I’ve been giving a lot of thought to the “information overload” problem again and the whole Tim Ferris thing of going on a “information diet”. I still want to test out the “information fast” thing, but I don’t know if I’m hesitating because I’m simply procrastinating on it or because I don’t really have a “problem” of overabundance of information. There’s all these topics and issues about useful information vs distracting information. The entertaining vs the valuable. Anyway, I’m cooking up a draft about this subject.

Boing Boing’s Cory Doctorow has an article over at Locus Magazine that’s similar to the train of thought I’m having about this topic:

The single worst piece of writing advice I ever got was to stay away from the Internet because it would only waste my time and wouldn’t help my writing. This advice was wrong creatively, professionally, artistically, and personally, but I know where the writer who doled it out was coming from. Every now and again, when I see a new website, game, or service, I sense the tug of an attention black hole: a time-sink that is just waiting to fill my every discretionary moment with distraction. As a co-parenting new father who writes at least a book per year, half-a-dozen columns a month, ten or more blog posts a day, plus assorted novellas and stories and speeches, I know just how short time can be and how dangerous distraction is.
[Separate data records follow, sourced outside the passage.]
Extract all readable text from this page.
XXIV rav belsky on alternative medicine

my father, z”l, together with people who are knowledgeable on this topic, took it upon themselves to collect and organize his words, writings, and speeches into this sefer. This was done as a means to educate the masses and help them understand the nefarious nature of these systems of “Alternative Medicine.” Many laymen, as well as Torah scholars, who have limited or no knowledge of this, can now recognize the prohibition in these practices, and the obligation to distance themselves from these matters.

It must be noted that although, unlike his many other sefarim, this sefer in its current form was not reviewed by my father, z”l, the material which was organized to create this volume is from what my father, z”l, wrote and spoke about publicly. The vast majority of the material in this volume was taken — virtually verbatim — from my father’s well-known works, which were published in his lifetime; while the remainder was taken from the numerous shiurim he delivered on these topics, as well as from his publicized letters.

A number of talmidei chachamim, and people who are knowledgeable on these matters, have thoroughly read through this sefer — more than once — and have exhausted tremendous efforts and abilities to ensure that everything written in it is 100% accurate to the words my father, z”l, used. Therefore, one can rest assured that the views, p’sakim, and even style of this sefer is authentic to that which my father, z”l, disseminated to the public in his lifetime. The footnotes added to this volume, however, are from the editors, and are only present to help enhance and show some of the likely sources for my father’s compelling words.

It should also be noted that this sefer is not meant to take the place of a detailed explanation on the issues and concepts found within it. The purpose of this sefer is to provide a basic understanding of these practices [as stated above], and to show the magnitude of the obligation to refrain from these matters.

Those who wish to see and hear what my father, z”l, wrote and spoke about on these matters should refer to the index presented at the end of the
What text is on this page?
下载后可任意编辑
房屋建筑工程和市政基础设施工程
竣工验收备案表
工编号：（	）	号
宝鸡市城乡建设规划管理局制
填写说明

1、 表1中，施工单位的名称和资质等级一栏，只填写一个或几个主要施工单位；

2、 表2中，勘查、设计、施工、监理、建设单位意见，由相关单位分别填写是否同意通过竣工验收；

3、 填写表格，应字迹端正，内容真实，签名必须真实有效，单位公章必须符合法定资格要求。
Will Work for Praise: The Web’s Free Labor Economy

Great insights on “crowdsourcing” and how web companies make people work for free. From the Business Week article:

Beyond brand-hungry strivers, masses of free laborers continue to toil without ever seeing a payday, or even angling for one. Many find compensation in currencies that predate the market economy. These include winning praise from peers, earning an exalted place within a community, scoring thrills from winning, and finding satisfaction in helping others.

The Shape of Things to Come

Clay Shirky gives predictions on media. Here’s his take on the Newspapers’ future:

Jeff Jarvis said it beautifully: “If you can’t imagine anyone linking to what you’re about to write, don’t write it.” The things that the Huffington Post or the Daily Beast have are good storytelling and low costs. Newspapers are going to get more elitist and less elitist. The elitist argument is: “Be the Economist or New Yorker, a small, niche publication that says: ‘We’re only opening our mouths when what we say is demonstrably superior to anything else on the subject.’” The populist model is: “We’re going to take all the news pieces we get and have an enormous amount of commentary. It’s whatever readers want to talk about.” Finding the working business model between them in that expanded range is the new challenge.